An “Apples-to-Apples” Comparison of the 2020 Long-Lived Named Storms with the Past
So how can we come up then with a more apples-to-apples comparison of how the number of named storms has actually changed over the last 100 years plus? Here are the steps that were performed in the 2010 Journal of Climate paper, about Shorties, updated for data through the 2020 hurricane season:
(1) Start with the original HURDAT2 database of named storms from 1878 onward:
(2) Remove all of the Shorties from the original database, leaving just the long-lived named storms:
(3) Add in the best estimate of the number of missed long-lived named storms before geostationary satellite imagery and the Dvorak technique became available:
The resulting final time series shows tremendous variability, with highest values of 23 in 2020 and 20 in 1887 and 2005, and lowest values of 2 in 1914, and 3 in 1925, 1982, and 1994. Overall, there remains a modest upward trend in the database over the entire time series superimposed with quasi-cyclic variations seen in the ACE data as was discussed earlier: higher activity in the late 1800s, mid-1900s, and from the mid-1990s onward, but lower activity in the early 1900s, and in the 1970s to early 1990s. These cycles of higher and lower activity have been linked to a natural phenomenon called the Atlantic Multidecadal Oscillation (AMO) (see paper by Stan Goldenberg, Chris Landsea, and colleagues in 2001’s Science). Recent controversial research, however, is calling into question whether the AMO actually exists (see paper by Michael Mann and company in 2021’s Science). Regardless of the validity of the AMO, the bottom line is that the doubling in the number of named storms over a century is very likely due to technology change, not natural or man-made climate change.
(4) And finally, add in the uncertainty to these estimates with the reasonable largest number of missed long-lived named storms. This represents the 95% method uncertainty value, or in layman’s terms, the largest reasonable number of missed systems.
Note that after adding on the uncertainty to the missed number of long-lived named storms (blue coloring), we can conclude that 1887 and 2020 may be just as busy for the number of long-lived named storms.
The New “Normal” for Named Storm Numbers
With the completion of the 2011 to 2020 decade, climatologists are updating records to provide a new “normal” (or average) to compare against new weather. The previous 30-year based climate period to decide if a weather event or season was unusual or expected was 1981-2010. For weather phenomena around the world, we’re now changing the years to compute normal conditions to 1991-2020. (The 30-year normal concept is designed to provide a long enough time period to obtain relatively stable statistics, and to also have the time period reflect the most recent weather experienced over a human generation. Thirty years is a good compromise between these two aspects.) It might seem odd to non-meteorologists to change the definition of “average” every ten years, but meteorologists/climatologists do so because climate is never stationary, i.e., the climate is always changing.
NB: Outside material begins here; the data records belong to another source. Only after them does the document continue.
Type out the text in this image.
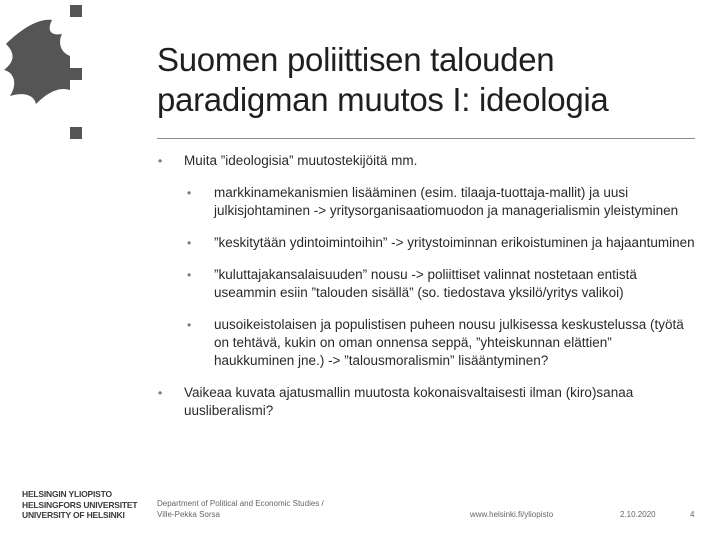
Suomen poliittisen talouden
paradigman muutos I: ideologia
• Muita ”ideologisia” muutostekijöitä mm.
• markkinamekanismien lisääminen (esim. tilaaja-tuottaja-mallit) ja uusi julkisjohtaminen -> yritysorganisaatiomuodon ja managerialismin yleistyminen
• ”keskitytään ydintoimintoihin” -> yritystoiminnan erikoistuminen ja hajaantuminen
• ”kuluttajakansalaisuuden” nousu -> poliittiset valinnat nostetaan entistä useammin esiin ”talouden sisällä” (so. tiedostava yksilö/yritys valikoi)
• uusoikeistolaisen ja populistisen puheen nousu julkisessa keskustelussa (työtä on tehtävä, kukin on oman onnensa seppä, ”yhteiskunnan elättien” haukkuminen jne.) -> ”talousmoralismin” lisääntyminen?
• Vaikeaa kuvata ajatusmallin muutosta kokonaisvaltaisesti ilman (kiro)sanaa uusliberalismi?
HELSINGIN YLIOPISTO
HELSINGFORS UNIVERSITET
UNIVERSITY OF HELSINKI
Department of Political and Economic Studies /
Ville-Pekka Sorsa	www.helsinki.fi/yliopisto	2.10.2020	4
The climate has both natural variations (like El Niño/La Niña, effects from volcanic eruptions, and the Atlantic Multidecadal Oscillation) and man-made changes (like urban heat island, land use changes, and greenhouse gas emissions) that affect what’s been observed around the last three decades. These revisions of new averages are done around the world in conjunction with the World Meteorological Organization. Thus NOAA is updating the average of temperature, precipitation, and other meteorological parameters to reflect what has been observed.
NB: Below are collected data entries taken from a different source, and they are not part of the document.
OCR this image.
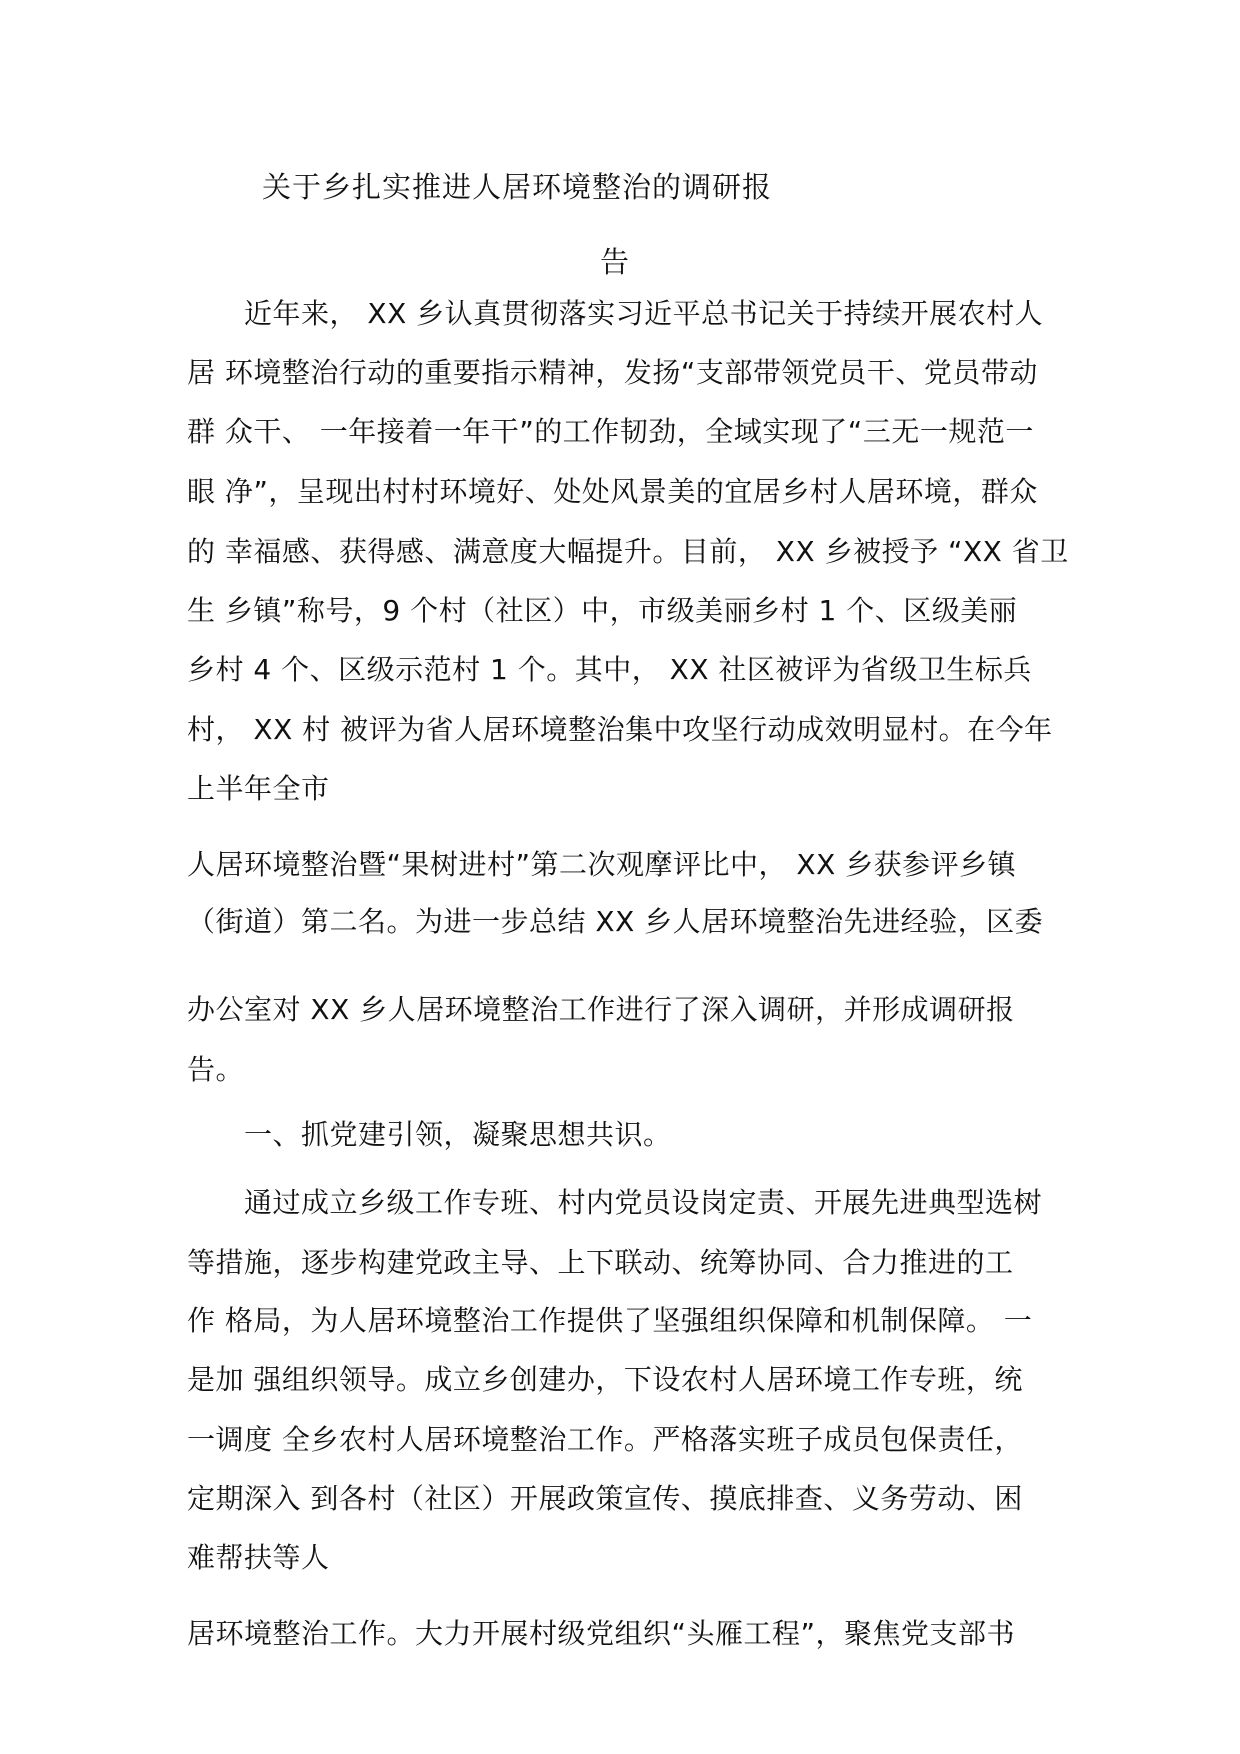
关于乡扎实推进人居环境整治的调研报
告
近年来， XX 乡认真贯彻落实习近平总书记关于持续开展农村人
居 环境整治行动的重要指示精神，发扬“支部带领党员干、党员带动
群 众干、 一年接着一年干”的工作韧劲，全域实现了“三无一规范一
眼 净”，呈现出村村环境好、处处风景美的宜居乡村人居环境，群众
的 幸福感、获得感、满意度大幅提升。目前， XX 乡被授予 “XX 省卫
生 乡镇”称号，9 个村（社区）中，市级美丽乡村 1 个、区级美丽
乡村 4 个、区级示范村 1 个。其中， XX 社区被评为省级卫生标兵
村， XX 村 被评为省人居环境整治集中攻坚行动成效明显村。在今年
上半年全市
人居环境整治暨“果树进村”第二次观摩评比中， XX 乡获参评乡镇
（街道）第二名。为进一步总结 XX 乡人居环境整治先进经验，区委
办公室对 XX 乡人居环境整治工作进行了深入调研，并形成调研报
告。
一、抓党建引领，凝聚思想共识。
通过成立乡级工作专班、村内党员设岗定责、开展先进典型选树
等措施，逐步构建党政主导、上下联动、统筹协同、合力推进的工
作 格局，为人居环境整治工作提供了坚强组织保障和机制保障。 一
是加 强组织领导。成立乡创建办，下设农村人居环境工作专班，统
一调度 全乡农村人居环境整治工作。严格落实班子成员包保责任，
定期深入 到各村（社区）开展政策宣传、摸底排查、义务劳动、困
难帮扶等人
居环境整治工作。大力开展村级党组织“头雁工程”，聚焦党支部书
This shift in the period used for the 30-year climate standard changes the definitions of average (or “normal”) levels of tropical cyclone activity to the following for the Atlantic Ocean, Caribbean Sea, and Gulf of Mexico (see this report by NOAA for more details):
| System Type | Old 1981-2010 Average | New 1991-2020 Average |
| Named Storms | 12 | 14 |
| Hurricanes | 6 | 7 |
| Major Hurricanes | 3 | 3 |
These changes, therefore, reflect that most of the new 1991-2020 climatology period is within an active period that began in 1995 and includes the impact of the technology changes discussed above that have led to the National Hurricane Center more accurately diagnosing and naming more systems in the last couple of decades.
Take Aways
The answers and conclusions to “Was 2020 a Record-Breaking Hurricane Season? Yes, but…”:
- Doubling in the number of named storms over a century is very likely due to technology change, not natural or man-made climate change;
- 2020 set a record for number of named storms, but given the limitations in our records it is possible that other years (such as 1887) were just as active for long-lived named storms; and
- The boost in average or “normal” conditions from 12 to 14 named storms is due to a combination of a busy era that began in 1995 as well as the ability of the National Hurricane Center to observe and accurately diagnose more weak, short-lived named storms than had been done previously, mostly due to technology advancements.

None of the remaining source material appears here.